Disclaimer: I am not an architect. Is pillar even the right term? I don’t know.
A few days ago I finished watching “13 Reasons Why”. I won’t give any spoilers, but it is a show about a girl who committed suicide (this is revealed in the first episode) giving her 13 reasons why she did it. I realize how difficult it is to live with mental illness, but it can be just as difficult to see someone you love struggle. You may not know what to do or say, and that makes you feel even more hopeless.
I don’t think I can articulate just how grateful I am for my support system (my pillars). I have no doubt in my mind that if it weren’t for them, I would have been long gone by now. If someone you love is struggling and you don’t know how you can help, I hope this can give you some insight and guidance. Here is a (very condensed) breakdown of what I feel helped me the most.

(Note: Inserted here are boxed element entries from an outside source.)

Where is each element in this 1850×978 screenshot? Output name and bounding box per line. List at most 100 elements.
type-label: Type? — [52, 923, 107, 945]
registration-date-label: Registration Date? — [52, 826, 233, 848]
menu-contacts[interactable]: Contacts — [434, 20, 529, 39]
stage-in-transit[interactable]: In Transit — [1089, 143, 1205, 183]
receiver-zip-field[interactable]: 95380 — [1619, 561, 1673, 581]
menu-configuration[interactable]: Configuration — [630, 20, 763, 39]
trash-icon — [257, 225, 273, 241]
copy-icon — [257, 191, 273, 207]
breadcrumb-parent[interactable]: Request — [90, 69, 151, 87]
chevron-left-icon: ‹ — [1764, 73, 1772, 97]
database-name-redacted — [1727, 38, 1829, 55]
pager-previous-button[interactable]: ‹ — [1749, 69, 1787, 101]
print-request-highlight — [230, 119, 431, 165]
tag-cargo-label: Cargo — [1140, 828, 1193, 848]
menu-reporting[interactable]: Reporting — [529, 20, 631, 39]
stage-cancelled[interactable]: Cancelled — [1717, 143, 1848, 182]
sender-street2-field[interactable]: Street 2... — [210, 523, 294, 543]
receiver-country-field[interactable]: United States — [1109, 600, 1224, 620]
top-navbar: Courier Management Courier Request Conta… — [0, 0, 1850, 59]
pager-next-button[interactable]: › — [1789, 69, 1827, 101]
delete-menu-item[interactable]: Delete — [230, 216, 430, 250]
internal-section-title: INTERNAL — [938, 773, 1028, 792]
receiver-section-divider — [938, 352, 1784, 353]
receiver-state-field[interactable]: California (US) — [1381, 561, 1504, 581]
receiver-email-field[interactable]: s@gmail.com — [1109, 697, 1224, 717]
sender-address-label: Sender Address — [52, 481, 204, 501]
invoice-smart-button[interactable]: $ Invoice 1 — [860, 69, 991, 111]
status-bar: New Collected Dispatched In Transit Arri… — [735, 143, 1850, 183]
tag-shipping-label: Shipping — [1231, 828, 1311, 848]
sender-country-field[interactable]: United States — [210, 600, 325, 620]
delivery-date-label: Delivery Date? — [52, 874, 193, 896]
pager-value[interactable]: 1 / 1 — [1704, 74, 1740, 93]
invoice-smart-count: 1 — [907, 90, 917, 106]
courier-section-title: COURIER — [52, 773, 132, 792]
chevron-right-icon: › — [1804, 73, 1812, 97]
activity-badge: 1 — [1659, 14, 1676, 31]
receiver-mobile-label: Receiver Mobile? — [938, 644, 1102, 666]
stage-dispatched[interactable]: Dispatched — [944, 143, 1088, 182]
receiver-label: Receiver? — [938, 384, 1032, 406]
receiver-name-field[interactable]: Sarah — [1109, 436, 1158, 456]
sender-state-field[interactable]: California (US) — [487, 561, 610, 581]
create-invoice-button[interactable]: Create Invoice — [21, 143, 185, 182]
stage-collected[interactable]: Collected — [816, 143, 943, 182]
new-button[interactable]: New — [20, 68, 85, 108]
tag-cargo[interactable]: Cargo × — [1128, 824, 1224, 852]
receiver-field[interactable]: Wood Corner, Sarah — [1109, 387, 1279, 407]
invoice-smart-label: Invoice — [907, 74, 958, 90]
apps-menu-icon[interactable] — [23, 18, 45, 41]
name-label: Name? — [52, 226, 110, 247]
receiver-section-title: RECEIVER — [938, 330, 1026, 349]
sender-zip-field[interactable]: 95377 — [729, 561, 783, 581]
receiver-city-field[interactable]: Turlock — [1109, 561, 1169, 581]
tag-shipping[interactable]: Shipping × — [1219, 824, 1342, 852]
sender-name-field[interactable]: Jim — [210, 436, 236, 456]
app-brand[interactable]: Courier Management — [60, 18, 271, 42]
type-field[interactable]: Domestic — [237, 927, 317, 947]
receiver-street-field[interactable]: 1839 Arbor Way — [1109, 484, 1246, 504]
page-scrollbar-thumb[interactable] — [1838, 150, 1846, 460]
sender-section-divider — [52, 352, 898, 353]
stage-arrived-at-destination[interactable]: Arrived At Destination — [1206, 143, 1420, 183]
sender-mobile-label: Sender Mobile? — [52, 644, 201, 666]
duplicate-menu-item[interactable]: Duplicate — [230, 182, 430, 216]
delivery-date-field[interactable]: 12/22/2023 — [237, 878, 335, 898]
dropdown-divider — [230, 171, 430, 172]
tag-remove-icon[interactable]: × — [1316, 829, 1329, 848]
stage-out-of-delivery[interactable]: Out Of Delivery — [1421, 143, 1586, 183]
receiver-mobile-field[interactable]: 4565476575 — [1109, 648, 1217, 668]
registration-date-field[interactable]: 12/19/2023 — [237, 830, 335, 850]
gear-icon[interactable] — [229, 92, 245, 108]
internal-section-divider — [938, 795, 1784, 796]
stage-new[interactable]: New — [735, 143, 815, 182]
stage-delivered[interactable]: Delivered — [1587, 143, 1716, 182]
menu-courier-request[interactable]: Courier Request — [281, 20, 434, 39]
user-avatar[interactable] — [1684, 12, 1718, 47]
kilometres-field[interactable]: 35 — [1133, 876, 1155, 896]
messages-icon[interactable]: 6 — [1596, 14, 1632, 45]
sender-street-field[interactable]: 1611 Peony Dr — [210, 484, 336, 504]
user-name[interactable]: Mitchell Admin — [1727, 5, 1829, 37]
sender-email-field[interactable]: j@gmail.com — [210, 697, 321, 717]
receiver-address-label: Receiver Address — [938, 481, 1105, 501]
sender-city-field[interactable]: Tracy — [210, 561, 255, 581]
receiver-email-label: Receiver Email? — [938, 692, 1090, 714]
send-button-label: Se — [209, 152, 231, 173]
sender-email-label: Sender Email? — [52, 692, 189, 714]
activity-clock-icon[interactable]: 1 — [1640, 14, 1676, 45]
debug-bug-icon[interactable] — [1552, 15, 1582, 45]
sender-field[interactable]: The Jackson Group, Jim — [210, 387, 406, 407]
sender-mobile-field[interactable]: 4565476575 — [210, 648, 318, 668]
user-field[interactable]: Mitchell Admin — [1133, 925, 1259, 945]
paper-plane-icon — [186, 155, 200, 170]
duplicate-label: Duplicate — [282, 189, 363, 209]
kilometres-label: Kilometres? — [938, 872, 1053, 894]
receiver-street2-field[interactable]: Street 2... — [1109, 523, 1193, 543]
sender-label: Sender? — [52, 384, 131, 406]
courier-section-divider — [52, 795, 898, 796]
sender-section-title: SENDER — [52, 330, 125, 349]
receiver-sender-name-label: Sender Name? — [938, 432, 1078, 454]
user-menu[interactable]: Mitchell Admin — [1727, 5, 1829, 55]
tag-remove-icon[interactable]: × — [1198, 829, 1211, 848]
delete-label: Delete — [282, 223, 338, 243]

- A warm and supportive environment free of judgement. I felt like I could open up to my parents. When I did, they remained calm. When I showed them my self-harming scars, they didn’t get angry. They listened and embraced me when I cried. When I felt I was ready, they took me to my GP who then referred me to a psychiatrist. That was the start of my journey to recovery.
- Open conversation free of judgement. My friends and family let me speak about what I was going through and didn’t treat me any differently. They didn’t tiptoe around me afterwards (which I know would have made me feel worse and even more of a burden).
- Validation (free of judgement). Validation is to recognize or affirm that someones feelings are, essentially, valid. I was once surrounded by people who told me I was “crazy” or “overreacting” and this was such a damaging, invalidating environment to be in.
Individuals with mental illnesses are often having very understandable reactions to their circumstances. It could be an inability to regulate emotions, imbalanced chemicals in their brain, or a traumatic past. People don’t feel suicidal, hurt themselves, or withdraw because they want to.